Given all of this, I hope that it is clear to the reader why I am so passionate about SHI. I learned about SHI while I was still at EARTH. I was thrilled to learn about its mission, which so closely aligns with EARTH University’s mission. We had several student interns who completed internships with SHI projects, applying the skills acquired at EARTH over a full semester. Most importantly, they learned about the lives of the people impacted by SHI projects and how to build two-way bridges between the community and the university. These bridges are still being traveled by our students and community members.
Today, the COVID-19 pandemic has changed our world. The pandemic has exposed the poor management of the planet’s natural resources. Over the years, biodiversity has suffered in the name of progress. What has been boasted as better and more competitive business practices, including in agriculture, has been achieved at a high cost to life on Earth. We have invaded the oceans and forests, even into space, and have contaminated all of it. As human beings, we have behaved as a plague on our natural resources and now nature is telling us no more. We must remember that we do not own the Earth, and that our very survival depends upon the integrity of our globe’s interconnected and interdependent systems.

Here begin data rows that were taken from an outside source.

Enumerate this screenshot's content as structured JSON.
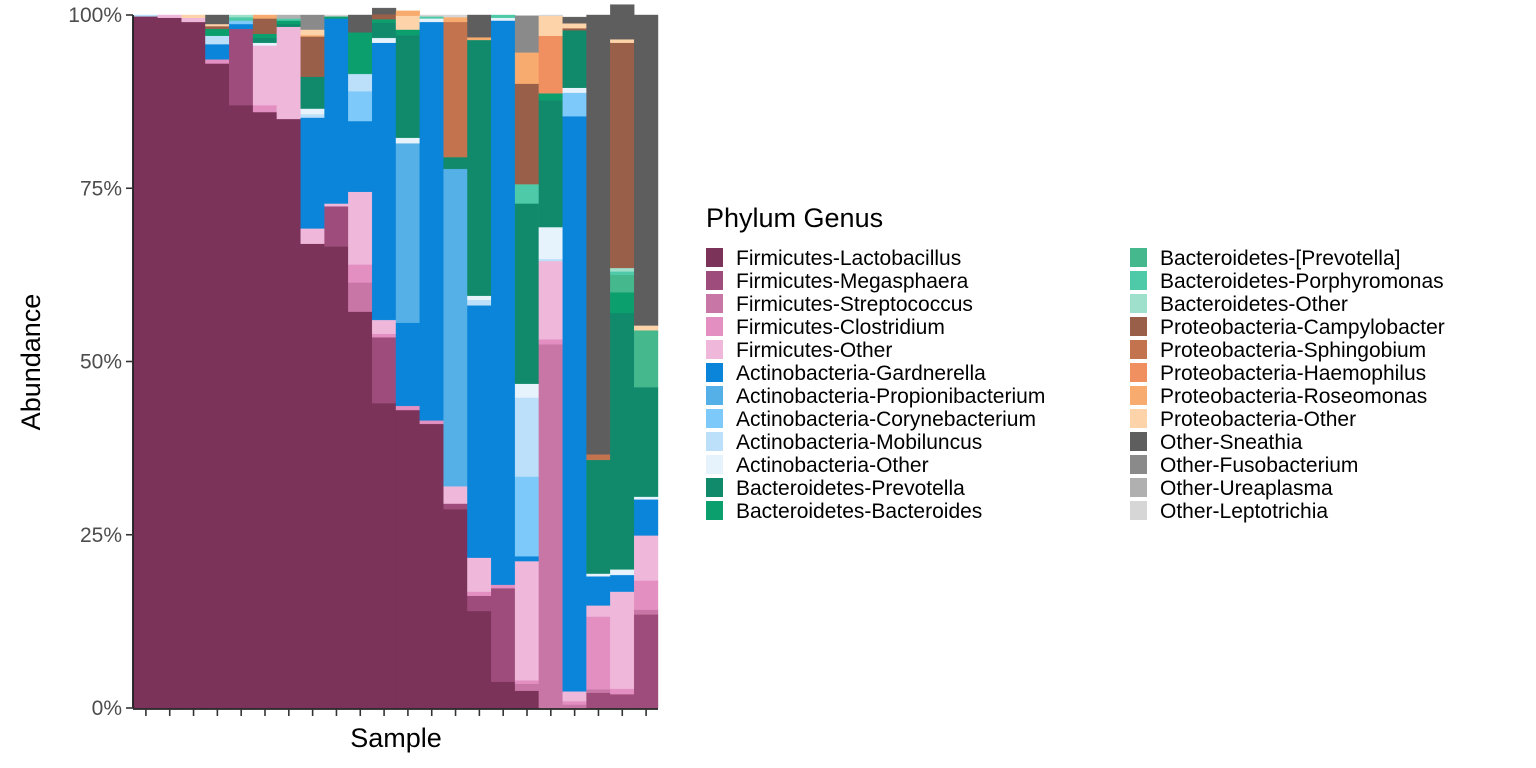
{
  "chart_data": {
    "type": "bar",
    "stacked": true,
    "xlabel": "Sample",
    "ylabel": "Abundance",
    "ylim": [
      0,
      100
    ],
    "y_ticks": [
      {
        "value": 0,
        "label": "0%"
      },
      {
        "value": 25,
        "label": "25%"
      },
      {
        "value": 50,
        "label": "50%"
      },
      {
        "value": 75,
        "label": "75%"
      },
      {
        "value": 100,
        "label": "100%"
      }
    ],
    "x_tick_labels_shown": false,
    "grid": false,
    "legend_title": "Phylum Genus",
    "legend_position": "right",
    "taxa": [
      {
        "name": "Firmicutes-Lactobacillus",
        "color": "#7b3359"
      },
      {
        "name": "Firmicutes-Megasphaera",
        "color": "#9e4c7b"
      },
      {
        "name": "Firmicutes-Streptococcus",
        "color": "#c876a6"
      },
      {
        "name": "Firmicutes-Clostridium",
        "color": "#e38fc2"
      },
      {
        "name": "Firmicutes-Other",
        "color": "#efb7d9"
      },
      {
        "name": "Actinobacteria-Gardnerella",
        "color": "#0a85d9"
      },
      {
        "name": "Actinobacteria-Propionibacterium",
        "color": "#54b0e6"
      },
      {
        "name": "Actinobacteria-Corynebacterium",
        "color": "#7dc9fa"
      },
      {
        "name": "Actinobacteria-Mobiluncus",
        "color": "#bcdffa"
      },
      {
        "name": "Actinobacteria-Other",
        "color": "#e6f2fc"
      },
      {
        "name": "Bacteroidetes-Prevotella",
        "color": "#118a6c"
      },
      {
        "name": "Bacteroidetes-Bacteroides",
        "color": "#0c9f6e"
      },
      {
        "name": "Bacteroidetes-[Prevotella]",
        "color": "#45b88d"
      },
      {
        "name": "Bacteroidetes-Porphyromonas",
        "color": "#4ecaa9"
      },
      {
        "name": "Bacteroidetes-Other",
        "color": "#9fe0cc"
      },
      {
        "name": "Proteobacteria-Campylobacter",
        "color": "#9a5f48"
      },
      {
        "name": "Proteobacteria-Sphingobium",
        "color": "#c4734f"
      },
      {
        "name": "Proteobacteria-Haemophilus",
        "color": "#f08f5f"
      },
      {
        "name": "Proteobacteria-Roseomonas",
        "color": "#f8ab6e"
      },
      {
        "name": "Proteobacteria-Other",
        "color": "#fdd3aa"
      },
      {
        "name": "Other-Sneathia",
        "color": "#5e5e5e"
      },
      {
        "name": "Other-Fusobacterium",
        "color": "#8a8a8a"
      },
      {
        "name": "Other-Ureaplasma",
        "color": "#b0b0b0"
      },
      {
        "name": "Other-Leptotrichia",
        "color": "#d6d6d6"
      }
    ],
    "series_note_keys": "each sample lists stacked segments bottom-to-top as [taxon, percent]",
    "samples": [
      [
        [
          "Firmicutes-Lactobacillus",
          99.8
        ],
        [
          "Actinobacteria-Mobiluncus",
          0.2
        ]
      ],
      [
        [
          "Firmicutes-Lactobacillus",
          99.6
        ],
        [
          "Firmicutes-Other",
          0.4
        ]
      ],
      [
        [
          "Firmicutes-Lactobacillus",
          99.0
        ],
        [
          "Firmicutes-Other",
          0.6
        ],
        [
          "Proteobacteria-Other",
          0.4
        ]
      ],
      [
        [
          "Firmicutes-Lactobacillus",
          93.0
        ],
        [
          "Firmicutes-Clostridium",
          0.6
        ],
        [
          "Actinobacteria-Gardnerella",
          2.2
        ],
        [
          "Actinobacteria-Mobiluncus",
          1.2
        ],
        [
          "Bacteroidetes-Bacteroides",
          1.0
        ],
        [
          "Proteobacteria-Campylobacter",
          0.4
        ],
        [
          "Proteobacteria-Other",
          0.3
        ],
        [
          "Other-Sneathia",
          1.3
        ]
      ],
      [
        [
          "Firmicutes-Lactobacillus",
          87.0
        ],
        [
          "Firmicutes-Megasphaera",
          11.0
        ],
        [
          "Actinobacteria-Gardnerella",
          0.7
        ],
        [
          "Actinobacteria-Corynebacterium",
          0.5
        ],
        [
          "Bacteroidetes-Porphyromonas",
          0.5
        ],
        [
          "Bacteroidetes-Other",
          0.3
        ]
      ],
      [
        [
          "Firmicutes-Lactobacillus",
          86.0
        ],
        [
          "Firmicutes-Clostridium",
          1.0
        ],
        [
          "Firmicutes-Other",
          8.6
        ],
        [
          "Actinobacteria-Other",
          0.4
        ],
        [
          "Bacteroidetes-Prevotella",
          0.7
        ],
        [
          "Bacteroidetes-Bacteroides",
          0.6
        ],
        [
          "Proteobacteria-Campylobacter",
          2.2
        ],
        [
          "Proteobacteria-Roseomonas",
          0.5
        ]
      ],
      [
        [
          "Firmicutes-Lactobacillus",
          85.0
        ],
        [
          "Firmicutes-Other",
          13.3
        ],
        [
          "Bacteroidetes-Prevotella",
          0.4
        ],
        [
          "Bacteroidetes-Bacteroides",
          0.5
        ],
        [
          "Bacteroidetes-Porphyromonas",
          0.3
        ],
        [
          "Other-Ureaplasma",
          0.5
        ]
      ],
      [
        [
          "Firmicutes-Lactobacillus",
          67.0
        ],
        [
          "Firmicutes-Other",
          2.2
        ],
        [
          "Actinobacteria-Gardnerella",
          16.0
        ],
        [
          "Actinobacteria-Mobiluncus",
          0.5
        ],
        [
          "Actinobacteria-Other",
          0.8
        ],
        [
          "Bacteroidetes-Prevotella",
          4.6
        ],
        [
          "Proteobacteria-Campylobacter",
          5.8
        ],
        [
          "Proteobacteria-Roseomonas",
          0.2
        ],
        [
          "Proteobacteria-Other",
          0.8
        ],
        [
          "Other-Fusobacterium",
          2.1
        ]
      ],
      [
        [
          "Firmicutes-Lactobacillus",
          66.6
        ],
        [
          "Firmicutes-Megasphaera",
          5.8
        ],
        [
          "Firmicutes-Other",
          0.4
        ],
        [
          "Actinobacteria-Gardnerella",
          26.7
        ],
        [
          "Bacteroidetes-Bacteroides",
          0.3
        ],
        [
          "Other-Leptotrichia",
          0.2
        ]
      ],
      [
        [
          "Firmicutes-Lactobacillus",
          57.2
        ],
        [
          "Firmicutes-Streptococcus",
          4.2
        ],
        [
          "Firmicutes-Clostridium",
          2.6
        ],
        [
          "Firmicutes-Other",
          10.5
        ],
        [
          "Actinobacteria-Gardnerella",
          10.2
        ],
        [
          "Actinobacteria-Corynebacterium",
          4.3
        ],
        [
          "Actinobacteria-Mobiluncus",
          2.5
        ],
        [
          "Bacteroidetes-Bacteroides",
          6.0
        ],
        [
          "Other-Sneathia",
          2.5
        ]
      ],
      [
        [
          "Firmicutes-Lactobacillus",
          44.0
        ],
        [
          "Firmicutes-Megasphaera",
          9.5
        ],
        [
          "Firmicutes-Clostridium",
          0.5
        ],
        [
          "Firmicutes-Other",
          2.0
        ],
        [
          "Actinobacteria-Gardnerella",
          40.0
        ],
        [
          "Actinobacteria-Other",
          0.7
        ],
        [
          "Bacteroidetes-Prevotella",
          2.2
        ],
        [
          "Bacteroidetes-Bacteroides",
          0.5
        ],
        [
          "Proteobacteria-Campylobacter",
          0.7
        ],
        [
          "Other-Sneathia",
          0.9
        ]
      ],
      [
        [
          "Firmicutes-Lactobacillus",
          43.0
        ],
        [
          "Firmicutes-Clostridium",
          0.6
        ],
        [
          "Actinobacteria-Gardnerella",
          12.0
        ],
        [
          "Actinobacteria-Propionibacterium",
          25.9
        ],
        [
          "Actinobacteria-Other",
          0.8
        ],
        [
          "Bacteroidetes-Prevotella",
          14.8
        ],
        [
          "Bacteroidetes-Bacteroides",
          0.8
        ],
        [
          "Proteobacteria-Other",
          2.0
        ],
        [
          "Proteobacteria-Roseomonas",
          0.7
        ]
      ],
      [
        [
          "Firmicutes-Lactobacillus",
          41.0
        ],
        [
          "Firmicutes-Clostridium",
          0.5
        ],
        [
          "Actinobacteria-Gardnerella",
          57.5
        ],
        [
          "Actinobacteria-Other",
          0.5
        ],
        [
          "Bacteroidetes-Porphyromonas",
          0.3
        ],
        [
          "Other-Leptotrichia",
          0.2
        ]
      ],
      [
        [
          "Firmicutes-Lactobacillus",
          28.7
        ],
        [
          "Firmicutes-Megasphaera",
          0.8
        ],
        [
          "Firmicutes-Other",
          2.5
        ],
        [
          "Actinobacteria-Propionibacterium",
          45.8
        ],
        [
          "Bacteroidetes-Prevotella",
          1.7
        ],
        [
          "Proteobacteria-Sphingobium",
          19.5
        ],
        [
          "Proteobacteria-Roseomonas",
          0.7
        ],
        [
          "Other-Leptotrichia",
          0.3
        ]
      ],
      [
        [
          "Firmicutes-Lactobacillus",
          14.0
        ],
        [
          "Firmicutes-Megasphaera",
          2.2
        ],
        [
          "Firmicutes-Clostridium",
          0.6
        ],
        [
          "Firmicutes-Other",
          4.9
        ],
        [
          "Actinobacteria-Gardnerella",
          36.4
        ],
        [
          "Actinobacteria-Mobiluncus",
          0.8
        ],
        [
          "Actinobacteria-Other",
          0.6
        ],
        [
          "Bacteroidetes-Prevotella",
          36.9
        ],
        [
          "Proteobacteria-Roseomonas",
          0.4
        ],
        [
          "Other-Sneathia",
          3.2
        ]
      ],
      [
        [
          "Firmicutes-Lactobacillus",
          3.8
        ],
        [
          "Firmicutes-Megasphaera",
          13.5
        ],
        [
          "Firmicutes-Clostridium",
          0.5
        ],
        [
          "Actinobacteria-Gardnerella",
          81.4
        ],
        [
          "Actinobacteria-Other",
          0.4
        ],
        [
          "Bacteroidetes-Porphyromonas",
          0.4
        ]
      ],
      [
        [
          "Firmicutes-Lactobacillus",
          2.5
        ],
        [
          "Firmicutes-Streptococcus",
          1.0
        ],
        [
          "Firmicutes-Clostridium",
          0.5
        ],
        [
          "Firmicutes-Other",
          17.2
        ],
        [
          "Actinobacteria-Gardnerella",
          0.7
        ],
        [
          "Actinobacteria-Corynebacterium",
          11.5
        ],
        [
          "Actinobacteria-Mobiluncus",
          11.4
        ],
        [
          "Actinobacteria-Other",
          2.0
        ],
        [
          "Bacteroidetes-Prevotella",
          26.0
        ],
        [
          "Bacteroidetes-Porphyromonas",
          2.8
        ],
        [
          "Proteobacteria-Campylobacter",
          14.5
        ],
        [
          "Proteobacteria-Roseomonas",
          4.5
        ],
        [
          "Other-Fusobacterium",
          5.3
        ]
      ],
      [
        [
          "Firmicutes-Streptococcus",
          52.5
        ],
        [
          "Firmicutes-Clostridium",
          0.7
        ],
        [
          "Firmicutes-Other",
          11.3
        ],
        [
          "Actinobacteria-Mobiluncus",
          0.3
        ],
        [
          "Actinobacteria-Other",
          4.6
        ],
        [
          "Bacteroidetes-Prevotella",
          18.3
        ],
        [
          "Bacteroidetes-Bacteroides",
          1.0
        ],
        [
          "Proteobacteria-Haemophilus",
          8.3
        ],
        [
          "Proteobacteria-Other",
          2.9
        ],
        [
          "Other-Leptotrichia",
          0.1
        ]
      ],
      [
        [
          "Firmicutes-Streptococcus",
          0.5
        ],
        [
          "Firmicutes-Clostridium",
          0.5
        ],
        [
          "Firmicutes-Other",
          1.4
        ],
        [
          "Actinobacteria-Gardnerella",
          83.0
        ],
        [
          "Actinobacteria-Corynebacterium",
          3.4
        ],
        [
          "Actinobacteria-Other",
          0.7
        ],
        [
          "Bacteroidetes-Prevotella",
          8.3
        ],
        [
          "Proteobacteria-Campylobacter",
          0.3
        ],
        [
          "Proteobacteria-Other",
          0.7
        ],
        [
          "Other-Sneathia",
          0.9
        ]
      ],
      [
        [
          "Firmicutes-Megasphaera",
          2.2
        ],
        [
          "Firmicutes-Streptococcus",
          0.5
        ],
        [
          "Firmicutes-Clostridium",
          10.5
        ],
        [
          "Firmicutes-Other",
          1.6
        ],
        [
          "Actinobacteria-Gardnerella",
          4.2
        ],
        [
          "Actinobacteria-Other",
          0.4
        ],
        [
          "Bacteroidetes-Prevotella",
          16.4
        ],
        [
          "Proteobacteria-Sphingobium",
          0.8
        ],
        [
          "Other-Sneathia",
          63.4
        ]
      ],
      [
        [
          "Firmicutes-Megasphaera",
          2.0
        ],
        [
          "Firmicutes-Clostridium",
          0.8
        ],
        [
          "Firmicutes-Other",
          14.0
        ],
        [
          "Actinobacteria-Gardnerella",
          2.4
        ],
        [
          "Actinobacteria-Other",
          0.8
        ],
        [
          "Bacteroidetes-Prevotella",
          37.0
        ],
        [
          "Bacteroidetes-Bacteroides",
          3.0
        ],
        [
          "Bacteroidetes-[Prevotella]",
          2.5
        ],
        [
          "Bacteroidetes-Porphyromonas",
          0.5
        ],
        [
          "Bacteroidetes-Other",
          0.5
        ],
        [
          "Proteobacteria-Campylobacter",
          32.5
        ],
        [
          "Proteobacteria-Other",
          0.5
        ],
        [
          "Other-Sneathia",
          5.0
        ]
      ],
      [
        [
          "Firmicutes-Megasphaera",
          13.5
        ],
        [
          "Firmicutes-Streptococcus",
          0.7
        ],
        [
          "Firmicutes-Clostridium",
          4.2
        ],
        [
          "Firmicutes-Other",
          6.5
        ],
        [
          "Actinobacteria-Gardnerella",
          5.2
        ],
        [
          "Actinobacteria-Other",
          0.4
        ],
        [
          "Bacteroidetes-Prevotella",
          15.8
        ],
        [
          "Bacteroidetes-[Prevotella]",
          8.2
        ],
        [
          "Proteobacteria-Other",
          0.7
        ],
        [
          "Other-Sneathia",
          44.8
        ]
      ]
    ]
  }
}
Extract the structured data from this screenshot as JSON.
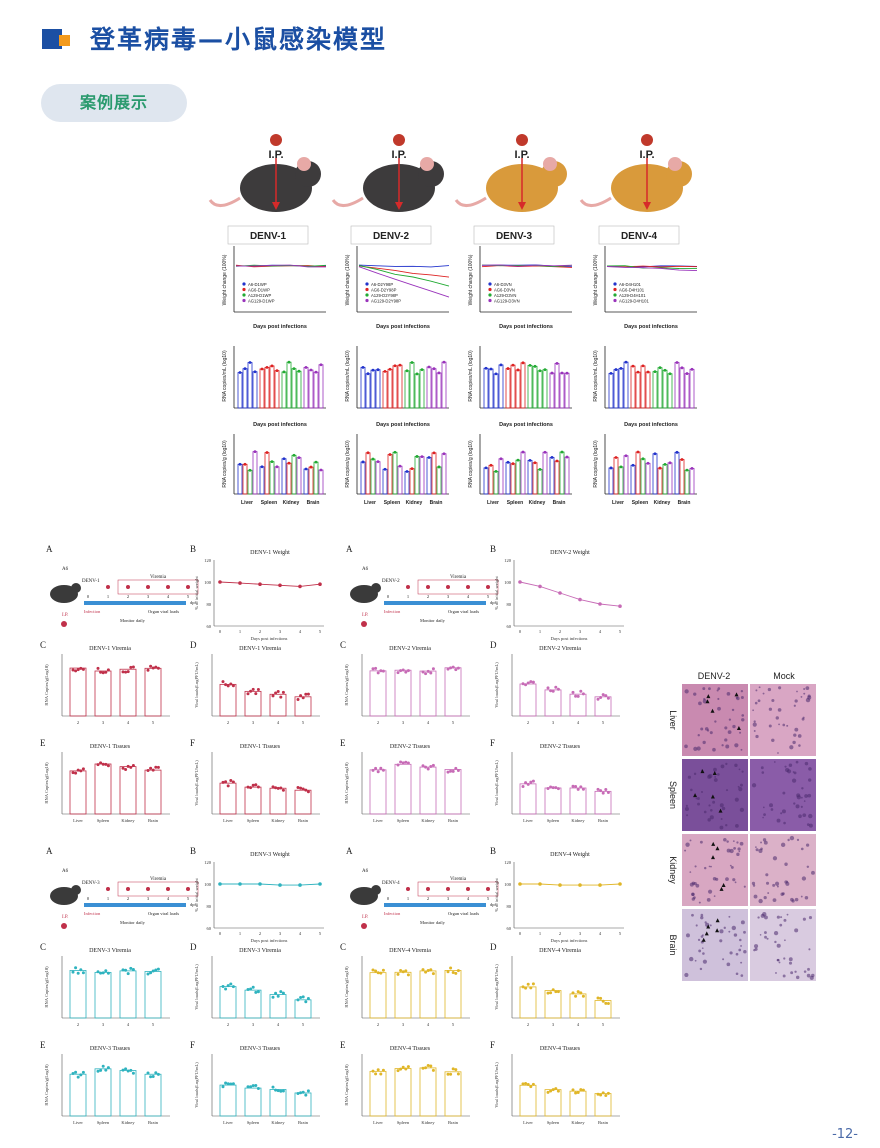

In the face of these challenges, I remain optimistic. I believe in the capacity of individuals and organizations to change the status quo and change the world. An organization like SHI is at the forefront of the positive forces working with many smallholder farmers in regenerative agriculture and, most importantly, in regenerating their hopes and aspirations in life. SHI partnering communities in Central America, that soon will be in the thousands and millions in the region and beyond, will be role models in a world of opportunities and peace for all. Today, in the midst of a global pandemic, I see SHI as being a powerful agent of change. I know the SHI Founder, Florence Reed, and the members of the SHI Board of Directors. These are extraordinary people who put all their energy, resources, and wisdom into promoting a change in the agricultural practices of small farmers who have recuperated their hope in society and see a brighter future for themselves. What SHI is doing is bringing hope that translates into peace and progress for the world. I am proud to be involved with SHI. Now I can tell don Uriel that through SHI we are building two-way bridges around the world so that their children will go back to them. When they do, we will be accompanying them, including them all as part of our extended family. SHI will keep the promise alive.